Читать книгу Horse Economics - Catherine E O'Brien - Страница 15
YOUR DECISIONS AFFECT YOUR HORSE’S AFFORDABILITY
ОглавлениеCost-Benefit Analysis
“If you understand the motivation for your decisions, you can make good decisions,” says Ernest M. Swartz, M.S.W., a licensed clinical social worker. According to Mr. Swartz, “balanced” persons “are self-aware and know why they are doing what they are doing.” If you take this rule for your personal decisions a step further and always do a cost-benefit analysis—a comparison of the positive and negative aspects of a course of action—you can make good financial decisions as well.

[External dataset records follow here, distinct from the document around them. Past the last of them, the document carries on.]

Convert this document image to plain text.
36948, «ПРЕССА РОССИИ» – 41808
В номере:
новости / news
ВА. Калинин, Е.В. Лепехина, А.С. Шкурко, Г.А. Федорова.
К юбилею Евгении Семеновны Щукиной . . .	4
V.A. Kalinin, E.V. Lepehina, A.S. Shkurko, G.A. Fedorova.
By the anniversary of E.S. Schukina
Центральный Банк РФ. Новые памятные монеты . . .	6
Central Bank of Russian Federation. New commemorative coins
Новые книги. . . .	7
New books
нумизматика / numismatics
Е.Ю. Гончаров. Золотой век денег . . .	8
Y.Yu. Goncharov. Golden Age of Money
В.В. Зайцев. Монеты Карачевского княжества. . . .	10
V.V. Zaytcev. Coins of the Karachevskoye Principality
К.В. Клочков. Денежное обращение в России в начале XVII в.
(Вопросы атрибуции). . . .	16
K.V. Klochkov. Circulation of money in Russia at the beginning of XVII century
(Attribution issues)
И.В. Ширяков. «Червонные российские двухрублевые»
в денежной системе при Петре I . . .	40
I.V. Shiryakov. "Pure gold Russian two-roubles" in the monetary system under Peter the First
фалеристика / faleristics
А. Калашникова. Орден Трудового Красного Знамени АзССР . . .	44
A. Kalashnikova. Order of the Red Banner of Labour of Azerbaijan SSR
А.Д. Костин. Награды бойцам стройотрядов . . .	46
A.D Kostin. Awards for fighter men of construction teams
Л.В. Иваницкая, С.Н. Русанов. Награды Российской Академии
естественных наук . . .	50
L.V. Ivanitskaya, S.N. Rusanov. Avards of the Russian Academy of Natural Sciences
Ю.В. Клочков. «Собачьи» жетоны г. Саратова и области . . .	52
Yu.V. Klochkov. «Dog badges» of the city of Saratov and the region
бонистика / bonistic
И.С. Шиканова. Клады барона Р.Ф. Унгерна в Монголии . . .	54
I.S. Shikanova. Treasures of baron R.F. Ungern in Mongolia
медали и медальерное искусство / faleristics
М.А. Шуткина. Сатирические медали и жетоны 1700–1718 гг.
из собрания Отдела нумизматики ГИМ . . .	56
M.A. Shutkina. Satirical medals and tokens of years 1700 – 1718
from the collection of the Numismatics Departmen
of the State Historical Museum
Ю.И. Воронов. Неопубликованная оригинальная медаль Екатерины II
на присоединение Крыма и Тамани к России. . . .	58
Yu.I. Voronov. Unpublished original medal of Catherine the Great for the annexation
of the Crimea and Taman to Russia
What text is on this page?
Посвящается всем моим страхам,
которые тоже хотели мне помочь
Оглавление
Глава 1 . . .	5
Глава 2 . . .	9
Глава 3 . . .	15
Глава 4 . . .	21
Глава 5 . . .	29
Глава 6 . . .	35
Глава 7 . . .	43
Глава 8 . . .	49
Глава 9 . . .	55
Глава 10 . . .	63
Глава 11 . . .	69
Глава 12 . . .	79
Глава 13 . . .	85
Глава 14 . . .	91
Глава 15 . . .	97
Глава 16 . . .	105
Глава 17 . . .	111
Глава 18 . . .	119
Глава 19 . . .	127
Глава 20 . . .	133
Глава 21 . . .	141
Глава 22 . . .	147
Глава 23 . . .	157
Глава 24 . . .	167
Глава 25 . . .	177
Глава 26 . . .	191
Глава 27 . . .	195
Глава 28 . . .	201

A cost-benefit approach should be used in all resource allocation decisions. Resources♦, including both time and money, should only be spent if the expected benefits from using those resources will exceed the expected costs of those resources. Benefits should outweigh costs. In other words, if you spend a dollar, what you’re spending it on should be worth more than a dollar to you.
Let’s say you are flipping through the livestock catalog because you need to purchase fly spray. Do you purchase the economy brand for $4.20 per bottle, or do you purchase the premium fly spray, which lasts ten minutes longer than the economy brand, for $13.50 per bottle? If you don’t ride your horse for very long, or flies don’t really bother him, there is no real benefit gained from spending the extra $9.30 a bottle. However, if you have a horse that goes into a bucking fit when a fly lands on him, then the benefit justifies the extra cost (and you get to dismount in one piece.)